Travel to Australia's Northern Territory: Tennant Creek
We jaunt north from Alice to Tennant Creek.
A fine, fine road, with nary a pothole along its 1,000-mile course. Even more amazing for Americans, there's no barbed-wire keeping you on the straight and narrow. This is the Stuart Highway, named for John McDouall Stuart, who--it's history time again!--arrived in Australia in 1838. He set out to claim the 2000-pound reward offered to the first person to cross Australia south to north. Afer traveling about 10,000 miles in 33 months, in 1862 Stuart made it to the north coast on his third attempt. Ten years later, the Overland Telegraph was opened along roughly his route.
Triple trailers are about the most exciting thing en route, which is not to say that the drive is boring, only that these longhaulers catch your attention as they merrily fishtail down the highway. You'll see.
One of many such signs, aimed at sequestering Aboriginal populations from the evils of the outside world.
Close-up so you can study the penalties.
The Charles River, so-called despite its being bone dry. As we move north, the country gets wetter until finally, somewhere around Katherine, the road crosses a river that's actually wet.
One of zillions of termite mounds.
Unpaved roads branch off the highway, here with mailboxes for folks who really have to hike to pick up their mail.
Branch road, high, wide, and handsome.
A hundred miles north of Alice, the first dot on the map: Aileron, named for an airplane part. There are various uncertain explanations, but in any case the name is a good reminder of the importance planes have had and continue to have in these parts.
The road, lacking in many conventional distractions, boasts a profusion of monuments, often erected at private expense. Here's the one marking the Tropic of Capricorn. The longitude is just shy of 134 degrees east.
With a corrugated steel roof and wraparound screened porches, this is a regional adaption of the Bengali house, in this case portable if the occupant decides to relocate.
Another 40 clicks up the road, the first town enroute. Its name presumably comes from the tea-tree (Leptospermum spp.), so-called because its leaves were used as a tea substitute. (Presumably means I'm guessing.)
Grocery-store shelves, like airports, are an under-appreciated indicator of economic development. The lesson here is that, although many people might say we're in the middle of nowhere, we're actually very much within a modern supply-chain network. The store's most popular item, alas not shown here, was a man-sized stack of Heinz baked beans.
The local school.
Sixty miles farther up the road, the Barrow Creek telegraph station. Not a lot of shade.
The front yard of the Barrow Creek telegraph station. The unassuming telegraph pole is one of thousands that were schlepped into place. You wouldn't think they would be of interest, but you might reconsider after reading the sign shown in the next picture.
More than you wanted to know, but interesting to a point.

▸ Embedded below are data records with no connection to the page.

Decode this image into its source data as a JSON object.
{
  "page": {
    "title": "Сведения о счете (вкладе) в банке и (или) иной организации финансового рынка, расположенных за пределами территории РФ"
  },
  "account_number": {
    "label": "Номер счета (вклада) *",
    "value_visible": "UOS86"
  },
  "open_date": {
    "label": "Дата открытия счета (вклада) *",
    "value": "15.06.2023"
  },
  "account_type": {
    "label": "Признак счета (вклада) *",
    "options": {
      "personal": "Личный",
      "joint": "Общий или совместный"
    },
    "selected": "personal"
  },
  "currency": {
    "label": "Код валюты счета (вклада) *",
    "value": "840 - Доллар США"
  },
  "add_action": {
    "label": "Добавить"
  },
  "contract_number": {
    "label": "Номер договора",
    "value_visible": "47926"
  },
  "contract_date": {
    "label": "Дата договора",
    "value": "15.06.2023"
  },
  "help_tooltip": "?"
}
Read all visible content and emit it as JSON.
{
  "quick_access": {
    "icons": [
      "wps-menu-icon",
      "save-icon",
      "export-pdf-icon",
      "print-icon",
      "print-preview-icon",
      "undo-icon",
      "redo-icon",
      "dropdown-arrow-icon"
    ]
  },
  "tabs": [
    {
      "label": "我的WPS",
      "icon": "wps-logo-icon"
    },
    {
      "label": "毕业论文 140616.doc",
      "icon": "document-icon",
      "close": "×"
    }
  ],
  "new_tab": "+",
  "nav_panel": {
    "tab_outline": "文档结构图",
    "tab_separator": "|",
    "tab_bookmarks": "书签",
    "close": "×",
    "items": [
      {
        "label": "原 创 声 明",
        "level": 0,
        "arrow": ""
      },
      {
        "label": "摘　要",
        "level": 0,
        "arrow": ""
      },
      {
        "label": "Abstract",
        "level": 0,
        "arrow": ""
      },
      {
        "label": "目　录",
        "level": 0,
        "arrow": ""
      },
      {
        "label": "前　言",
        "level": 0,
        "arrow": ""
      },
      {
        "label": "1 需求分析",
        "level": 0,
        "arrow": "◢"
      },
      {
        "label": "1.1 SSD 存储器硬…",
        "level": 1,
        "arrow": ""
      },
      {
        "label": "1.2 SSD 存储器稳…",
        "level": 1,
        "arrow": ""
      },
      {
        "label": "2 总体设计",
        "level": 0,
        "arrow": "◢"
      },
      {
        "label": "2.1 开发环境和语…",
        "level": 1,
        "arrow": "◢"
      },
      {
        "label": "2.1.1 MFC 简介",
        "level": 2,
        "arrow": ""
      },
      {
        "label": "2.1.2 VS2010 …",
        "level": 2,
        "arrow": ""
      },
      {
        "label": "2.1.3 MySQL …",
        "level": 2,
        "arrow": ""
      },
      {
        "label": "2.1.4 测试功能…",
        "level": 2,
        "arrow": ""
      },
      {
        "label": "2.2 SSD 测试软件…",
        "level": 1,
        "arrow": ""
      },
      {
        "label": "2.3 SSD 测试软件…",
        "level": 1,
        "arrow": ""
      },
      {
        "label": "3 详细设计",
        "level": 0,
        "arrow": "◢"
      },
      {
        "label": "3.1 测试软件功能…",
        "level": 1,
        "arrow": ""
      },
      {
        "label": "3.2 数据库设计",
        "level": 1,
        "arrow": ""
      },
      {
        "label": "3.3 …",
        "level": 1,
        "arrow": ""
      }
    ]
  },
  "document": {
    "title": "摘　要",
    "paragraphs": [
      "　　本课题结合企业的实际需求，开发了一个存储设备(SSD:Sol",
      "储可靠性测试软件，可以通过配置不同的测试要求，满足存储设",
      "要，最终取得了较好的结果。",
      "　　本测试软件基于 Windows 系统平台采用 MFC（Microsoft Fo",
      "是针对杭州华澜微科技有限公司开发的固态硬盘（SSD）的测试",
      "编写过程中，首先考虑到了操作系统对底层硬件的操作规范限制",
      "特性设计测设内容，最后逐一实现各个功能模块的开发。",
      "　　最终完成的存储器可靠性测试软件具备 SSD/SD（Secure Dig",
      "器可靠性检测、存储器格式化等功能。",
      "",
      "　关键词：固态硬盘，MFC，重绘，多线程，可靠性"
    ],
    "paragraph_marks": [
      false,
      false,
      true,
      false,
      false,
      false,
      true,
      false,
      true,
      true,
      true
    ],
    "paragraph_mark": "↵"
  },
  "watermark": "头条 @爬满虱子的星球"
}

Many if not most of the stations have small cemeteries.
Back to the road.
The road we've been on is the second one along this route. The first was built during World War II. It survives in places and is littered with the past.
A little geological diversion: the exfoliation blocks called the Devil's Marbles.
The main street of Tennant Creek, 300 miles north of Alice and with three times that many residents. A third are Aborigines. It's early in the morning, which is why the place seems so shady, as well as deserted.
Sunrise at the Goldfields, its name a reminder that the town was established after gold was discovered by a lineman. That was in 1925, which explains why the buildings are relatively new.
The heavy screens speak to the town's security problems.
The single grocery store is similarly screened.
It's just a grocery store!
You'd think Australians were health freaks, with their variety of yogurts rivalling Europe's. We're back to supply-chain marvels.
The 1936 Welfare Club, occupying a once-popular "Sidney Williams" prefabricated steel-frame and steel-sheet building. Now part of the United Australia Church, it was originally part of Rev. John Flynn's Australian Inland Mission.
The local branch of the Church of Rome.
A residential street speaking to pretensions and inexpensive land.
Many houses in town bear these grim signs, part of the government's campaign to reduce alcoholism among the Aboriginal population. So you're a senior citizen? No matter, you'll still be carded to verify that you're not on the list of those forbidden to drink.
Bureaucracy! The fine for spoiling the sign is bigger than the fine for violating the sign's injunction.
An unsigned house. Substantial yard fencing is very common.
Tennant Creek cemetery.
Most of the tombstones are grimly uniform, but here's one that tells a tale.
A grave whose occupant apparently didn't want to be disturbed.